Le kéfir, entre tradition et modernité

Dans le précédent numéro de Sat’Info, nous découvrions les bienfaits de la fermentation et sa mise en oeuvre « maison », avec le kombucha. Aujourd’hui, nous allons concentrer nos forces sur un seul aliment qui nous veut du bien, et pas n’importe lequel : le kéfir de lait, pilier des aliments fermentés, en outre absolument passionnant pour qui se pique un peu de cuisine. On va donc causer fermentation lactique et… sérendipité !

Heureux hasard

viagra 001On l’évoquait dans l’épisode 1, la fermentation modifie la structure même des aliments. Elle leur permet de se conserver sans se détériorer, les rendant plus digestes, plus assimilables, plus riches en nutriments… On en déduit fort logiquement qu’un lait fermenté n’a plus le profil nutritionnel d’un lait classique. Il est plus facile à digérer, plus riche en enzymes et en probiotiques, excellent pour la flore intestinale. Un bon argument pour se régaler de « trois produits laitiers par jour », comme on nous le martèle gentiment mais fermement depuis des années ? Pas nécessairement, car là encore il nous appartient de doser savoirs et saveurs, recommandations et intuition.

Comme le thé, le café, le roquefort ou la chicorée, le kéfir est d’abord le fruit de la sérendipidité. Celle-ci n’est pas une plante mais un joli mot qui chante, pour désigner les heureux hasards et autres découvertes inattendues… Va pour la sérendipidité, donc, assortie d’une bonne louche du sens pratique des peuples nomades du Caucase (Europe de l’Est, Russie, Moyen-Orient), qui conservaient le lait de leurs animaux à température ambiante dans de gros récipients en chêne. Jamais vraiment nettoyés ni vidés, ces fûts laissaient le liquide fermenter. On dit qu’un jour, on se plut à y ajouter des caillettes de veau ou de mouton dans l’idée d’aseptiser le milieu… Ce qui se passa, un biochimiste vous l’expliquera mieux que moi. Mais l’essentiel, c’est que les grains de kéfir étaient nés – précieuses et minuscules boules blanches, gélatineuses, constituées d’un mélange de levures (dont le Kefir candida) et d’une vingtaine de bactéries.
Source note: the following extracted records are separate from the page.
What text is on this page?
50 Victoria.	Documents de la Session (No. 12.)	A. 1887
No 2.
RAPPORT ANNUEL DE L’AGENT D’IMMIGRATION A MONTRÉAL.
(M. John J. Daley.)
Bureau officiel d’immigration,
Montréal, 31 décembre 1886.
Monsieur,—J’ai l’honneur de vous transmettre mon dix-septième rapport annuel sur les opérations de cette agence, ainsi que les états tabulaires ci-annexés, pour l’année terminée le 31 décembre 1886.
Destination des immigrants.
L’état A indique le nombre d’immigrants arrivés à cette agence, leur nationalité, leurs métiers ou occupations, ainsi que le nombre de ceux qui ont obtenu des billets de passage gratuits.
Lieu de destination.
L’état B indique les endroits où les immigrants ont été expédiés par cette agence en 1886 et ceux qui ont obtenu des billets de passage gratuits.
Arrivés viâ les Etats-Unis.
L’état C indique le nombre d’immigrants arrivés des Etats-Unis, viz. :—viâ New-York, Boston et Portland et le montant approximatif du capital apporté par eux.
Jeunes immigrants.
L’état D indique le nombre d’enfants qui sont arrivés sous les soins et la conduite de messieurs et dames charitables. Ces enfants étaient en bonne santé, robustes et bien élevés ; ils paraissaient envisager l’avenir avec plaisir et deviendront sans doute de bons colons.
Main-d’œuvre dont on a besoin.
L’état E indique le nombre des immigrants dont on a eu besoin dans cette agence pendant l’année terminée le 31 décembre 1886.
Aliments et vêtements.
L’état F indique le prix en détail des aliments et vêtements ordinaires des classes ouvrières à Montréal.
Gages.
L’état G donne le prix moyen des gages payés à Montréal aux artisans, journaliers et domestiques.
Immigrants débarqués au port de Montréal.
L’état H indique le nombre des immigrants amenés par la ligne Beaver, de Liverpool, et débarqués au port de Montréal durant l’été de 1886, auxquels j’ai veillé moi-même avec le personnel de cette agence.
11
Dans le Caucase comme dans d’autres contrées où on découvrait les laitages fermentés, le kéfir fut auréolé de pouvoirs magiques et étiqueté source de longévité. On repéra au fil du temps ses bienfaits sur les maladies gastrointestinales et l’immunité. Les Anglais ne s’y trompèrent pas : de la guerre de Crimée en 1855, ils rapportèrent des grains de kéfir. Cinquante ans plus tard, les scientifiques certifièrent qu’il participait à la longévité du peuple bulgare. C’étaient les prémices des recherches sur les fameux probiotiques, dont on connait aujourd’hui très bien le fonctionnement et dont on mesure l’action sur la flore intestinale.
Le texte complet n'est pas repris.